Dr Thinus van Rensburg, who owns Tillyard Drive Medical Practice in Charnwood, is concerned how the changes will affect his most vulnerable patients, saying it put doctors "between a rock and a hard place" because they would lose out on the incentive payment if they did not charge the $7 patient contribution.
"What do we do with not only the very unwell patient who comes to the room, but the nursing home patient, the house visit, the elderly and the frail?'' he said.
"If you go to the nursing home, I don't charge anybody because it's just not a practical thing to try and collect money, so you're either going to have to develop a system where you collect $7 from their relatives each time you see them, or you choose to drop your income by $14.
"This will certainly make things like nursing home visits very, very hard to justify.''
Dr van Rensburg said about 40-50 per cent of his patients were bulk-billed.
He was also concerned about the impact of the $7 payment on patients who required frequent blood tests.
He said there would also need to be a major upgrade of the software systems used by GPs so the annual cap on patient contributions by concession cardholders and children under 16 could be monitored.
Sharon Friel, Professor of Health Equity, an ANU Public Policy Fellow, raised concerns about the implications the budget would have on health equity in Australia.
"A $7 co-payment for a visit to the doctor and increased costs of medicines will undoubtedly affect lower-income groups more than others, thereby potentially resulting in higher mortality and morbidity for some and increasing costs and suffering," she said.
Dr Liz Hanna, from ANU, said the Abbott government's boost to medical research was a "con job thrown in as a sweetener, hoping Australia will swallow the nasty pill of the demise of Medicare". She said the $7 co-payment was an attack on the health system.

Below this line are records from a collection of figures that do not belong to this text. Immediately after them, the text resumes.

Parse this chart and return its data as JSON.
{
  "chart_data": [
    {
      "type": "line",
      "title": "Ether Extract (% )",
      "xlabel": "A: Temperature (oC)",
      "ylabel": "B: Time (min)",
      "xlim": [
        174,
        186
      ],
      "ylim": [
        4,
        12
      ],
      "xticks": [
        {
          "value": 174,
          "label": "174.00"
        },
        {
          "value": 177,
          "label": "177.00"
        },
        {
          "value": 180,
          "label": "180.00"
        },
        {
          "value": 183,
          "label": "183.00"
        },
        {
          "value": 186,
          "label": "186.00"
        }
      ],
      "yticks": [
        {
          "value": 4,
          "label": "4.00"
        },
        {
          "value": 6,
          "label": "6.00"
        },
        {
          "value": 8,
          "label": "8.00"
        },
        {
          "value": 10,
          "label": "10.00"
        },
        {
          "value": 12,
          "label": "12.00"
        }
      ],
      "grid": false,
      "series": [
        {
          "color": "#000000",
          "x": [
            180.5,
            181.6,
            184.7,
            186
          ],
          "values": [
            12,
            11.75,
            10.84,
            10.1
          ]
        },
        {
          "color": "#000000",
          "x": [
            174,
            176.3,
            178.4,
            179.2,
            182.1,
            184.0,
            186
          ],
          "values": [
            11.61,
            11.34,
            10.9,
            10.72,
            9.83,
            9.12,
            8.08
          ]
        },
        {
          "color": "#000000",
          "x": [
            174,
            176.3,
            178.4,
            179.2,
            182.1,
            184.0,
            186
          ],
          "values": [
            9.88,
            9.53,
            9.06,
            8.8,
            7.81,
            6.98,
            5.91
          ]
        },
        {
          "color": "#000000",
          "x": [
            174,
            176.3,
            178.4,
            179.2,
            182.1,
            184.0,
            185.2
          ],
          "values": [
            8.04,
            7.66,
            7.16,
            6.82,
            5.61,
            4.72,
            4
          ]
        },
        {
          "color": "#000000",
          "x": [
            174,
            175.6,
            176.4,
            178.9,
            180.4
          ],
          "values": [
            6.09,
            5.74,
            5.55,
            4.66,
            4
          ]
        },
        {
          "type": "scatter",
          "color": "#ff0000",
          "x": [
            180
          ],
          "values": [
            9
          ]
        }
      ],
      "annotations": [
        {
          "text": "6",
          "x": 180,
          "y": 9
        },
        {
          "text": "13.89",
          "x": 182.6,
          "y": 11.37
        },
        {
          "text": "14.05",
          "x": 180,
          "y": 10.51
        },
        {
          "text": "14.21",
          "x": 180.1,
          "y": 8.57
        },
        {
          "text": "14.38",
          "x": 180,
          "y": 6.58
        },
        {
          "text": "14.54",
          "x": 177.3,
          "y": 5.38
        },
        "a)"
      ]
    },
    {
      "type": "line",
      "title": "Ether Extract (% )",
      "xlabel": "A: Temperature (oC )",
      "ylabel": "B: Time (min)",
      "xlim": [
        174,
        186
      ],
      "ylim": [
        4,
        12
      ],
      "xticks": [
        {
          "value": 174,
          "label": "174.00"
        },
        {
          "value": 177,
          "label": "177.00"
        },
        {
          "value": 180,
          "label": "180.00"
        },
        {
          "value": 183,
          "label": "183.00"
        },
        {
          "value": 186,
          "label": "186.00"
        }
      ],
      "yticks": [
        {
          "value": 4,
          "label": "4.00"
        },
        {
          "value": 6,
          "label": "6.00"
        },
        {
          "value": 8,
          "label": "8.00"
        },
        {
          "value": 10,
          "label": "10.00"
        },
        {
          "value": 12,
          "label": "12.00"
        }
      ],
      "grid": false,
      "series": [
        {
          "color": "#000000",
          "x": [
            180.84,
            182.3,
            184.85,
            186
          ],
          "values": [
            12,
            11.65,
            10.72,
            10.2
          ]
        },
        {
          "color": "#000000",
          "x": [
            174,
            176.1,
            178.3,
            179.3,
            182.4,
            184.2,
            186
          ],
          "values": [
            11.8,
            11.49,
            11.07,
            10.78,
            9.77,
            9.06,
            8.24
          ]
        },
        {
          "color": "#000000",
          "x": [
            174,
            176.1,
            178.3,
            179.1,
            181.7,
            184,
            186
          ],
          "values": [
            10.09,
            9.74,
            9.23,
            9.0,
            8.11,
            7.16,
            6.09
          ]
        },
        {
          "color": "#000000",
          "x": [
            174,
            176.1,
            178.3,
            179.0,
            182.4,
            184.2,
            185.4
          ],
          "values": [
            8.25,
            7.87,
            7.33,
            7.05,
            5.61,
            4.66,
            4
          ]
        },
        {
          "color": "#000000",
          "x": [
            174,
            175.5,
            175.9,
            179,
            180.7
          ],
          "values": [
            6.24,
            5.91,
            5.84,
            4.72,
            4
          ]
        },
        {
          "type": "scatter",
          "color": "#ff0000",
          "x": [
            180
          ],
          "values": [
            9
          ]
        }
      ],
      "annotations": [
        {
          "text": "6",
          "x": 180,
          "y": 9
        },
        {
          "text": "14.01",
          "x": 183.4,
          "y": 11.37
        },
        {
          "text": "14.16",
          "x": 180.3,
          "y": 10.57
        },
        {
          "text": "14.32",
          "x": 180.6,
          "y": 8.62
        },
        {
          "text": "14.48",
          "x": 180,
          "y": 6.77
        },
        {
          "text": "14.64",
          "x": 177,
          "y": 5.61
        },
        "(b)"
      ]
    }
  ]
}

Dr van Rensburg said he had not increased his fees for the past two years and he would have to seriously consider whether his business could afford to continue to offer bulk-billing.
"My concern is two-fold - it's both as a business owner but also in terms of my patients - the way they've structured is that if we try and be the good guy in terms of not charging the patient the $7, the financial penalty for any doctor who writes off that $7 is really quite substantial so it will be really hard to do, so that's going to compromise patient care because patients are going to be out of pocket. The government is making it is as hard as possible for the patient not to be out of pocket."